CLAW publishes its Eighteenth Volume with USC Press

Ambiguous Anniversary:  The Bicentennial of the International Slave Trade Bans

Edited by David T. Gleeson and Simon Lewis

An examination of the 1808 international slave trade ban and its impact on the American South and
Atlantic World

In March 1807, within a few weeks of each other, both the United States and the United Kingdom passed laws banning the international slave trade. Two hundred years later, Great Britain, an instigator of the slave trade and the chief source of slaves sold into continental North America, was awash nationwide in commemorations of the ban. By contrast the bicentennial
of the ban received almost no attention in the United States. Ambiguous Anniversary aims to remedy that omission and to explain the discrepancy between the two commemorative responses. Edited by David T. Gleeson and Simon Lewis, this volume examines the impact that closing the international slave trade in 1808 had on Southern American economics, politics,
and society.

Recasting the history of slavery in the early Republic and the memory of slavery and abolition in
American culture, the foreword, introduction, and ten essays in this volume present a complex picture of an important but partial step in America’s long struggle toward the ambitious but ambiguous goal of liberty and justice for all.

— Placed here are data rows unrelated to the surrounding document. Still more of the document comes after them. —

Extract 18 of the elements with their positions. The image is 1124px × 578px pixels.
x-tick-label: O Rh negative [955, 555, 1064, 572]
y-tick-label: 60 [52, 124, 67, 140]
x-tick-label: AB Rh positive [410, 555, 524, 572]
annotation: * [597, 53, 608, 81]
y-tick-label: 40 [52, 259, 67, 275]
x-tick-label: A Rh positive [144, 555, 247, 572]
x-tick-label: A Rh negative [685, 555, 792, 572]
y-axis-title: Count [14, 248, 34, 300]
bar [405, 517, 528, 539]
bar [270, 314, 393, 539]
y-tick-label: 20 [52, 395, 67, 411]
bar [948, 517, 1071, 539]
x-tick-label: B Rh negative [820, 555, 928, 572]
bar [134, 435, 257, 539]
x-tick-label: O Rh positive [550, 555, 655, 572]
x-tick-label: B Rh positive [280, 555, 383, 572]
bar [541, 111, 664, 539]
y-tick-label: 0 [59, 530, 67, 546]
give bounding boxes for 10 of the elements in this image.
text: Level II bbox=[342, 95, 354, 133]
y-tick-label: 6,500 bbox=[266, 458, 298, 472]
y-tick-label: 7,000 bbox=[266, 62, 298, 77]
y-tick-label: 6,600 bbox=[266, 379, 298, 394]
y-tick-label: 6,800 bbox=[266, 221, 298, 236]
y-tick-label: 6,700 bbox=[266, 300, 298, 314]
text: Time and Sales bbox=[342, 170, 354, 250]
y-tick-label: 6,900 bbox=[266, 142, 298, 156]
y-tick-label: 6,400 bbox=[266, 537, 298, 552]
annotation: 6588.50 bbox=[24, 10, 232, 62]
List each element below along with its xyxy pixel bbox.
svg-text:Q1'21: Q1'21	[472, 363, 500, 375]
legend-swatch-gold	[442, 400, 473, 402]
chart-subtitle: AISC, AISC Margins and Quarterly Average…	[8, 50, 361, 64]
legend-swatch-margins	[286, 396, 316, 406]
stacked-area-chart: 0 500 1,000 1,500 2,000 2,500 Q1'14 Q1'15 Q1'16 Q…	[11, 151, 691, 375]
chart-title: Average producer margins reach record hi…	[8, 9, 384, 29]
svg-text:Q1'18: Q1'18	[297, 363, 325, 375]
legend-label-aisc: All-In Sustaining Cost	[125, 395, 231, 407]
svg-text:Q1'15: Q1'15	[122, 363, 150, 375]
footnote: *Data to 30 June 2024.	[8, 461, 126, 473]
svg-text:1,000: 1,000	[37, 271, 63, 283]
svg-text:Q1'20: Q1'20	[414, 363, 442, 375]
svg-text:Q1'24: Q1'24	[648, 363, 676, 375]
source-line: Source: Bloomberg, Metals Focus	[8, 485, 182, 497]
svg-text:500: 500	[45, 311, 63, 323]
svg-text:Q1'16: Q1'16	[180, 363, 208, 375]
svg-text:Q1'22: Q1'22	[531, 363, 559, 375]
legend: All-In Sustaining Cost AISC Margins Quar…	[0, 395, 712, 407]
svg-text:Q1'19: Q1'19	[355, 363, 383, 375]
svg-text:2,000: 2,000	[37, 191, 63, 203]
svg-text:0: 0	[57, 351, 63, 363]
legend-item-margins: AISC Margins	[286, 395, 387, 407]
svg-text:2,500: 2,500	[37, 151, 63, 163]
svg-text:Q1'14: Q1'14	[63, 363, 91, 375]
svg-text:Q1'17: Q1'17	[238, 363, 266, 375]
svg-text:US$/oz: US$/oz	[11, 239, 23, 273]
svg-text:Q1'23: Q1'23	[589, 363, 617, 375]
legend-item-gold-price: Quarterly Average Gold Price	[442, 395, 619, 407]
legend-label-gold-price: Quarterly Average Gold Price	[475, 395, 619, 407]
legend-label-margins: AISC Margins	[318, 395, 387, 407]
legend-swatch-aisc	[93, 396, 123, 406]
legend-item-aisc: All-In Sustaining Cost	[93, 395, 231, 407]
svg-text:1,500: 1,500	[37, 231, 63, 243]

A native of Ireland, David T. Gleeson is a reader in history in the School of Arts and Social Sciences at Northumbria University in Newcastle upon Tyne and a former director of the College of Charleston’s Carolina Lowcountry and Atlantic World program. He is the editor of The Irish in the Atlantic World.

Simon Lewis is a professor of world literature at the College of Charleston, where he is also an associate director of the Carolina Lowcountry and Atlantic World program. Lewis is the author ofWhite Women Writers and Their African Invention and British and African Literature in Transnational Context.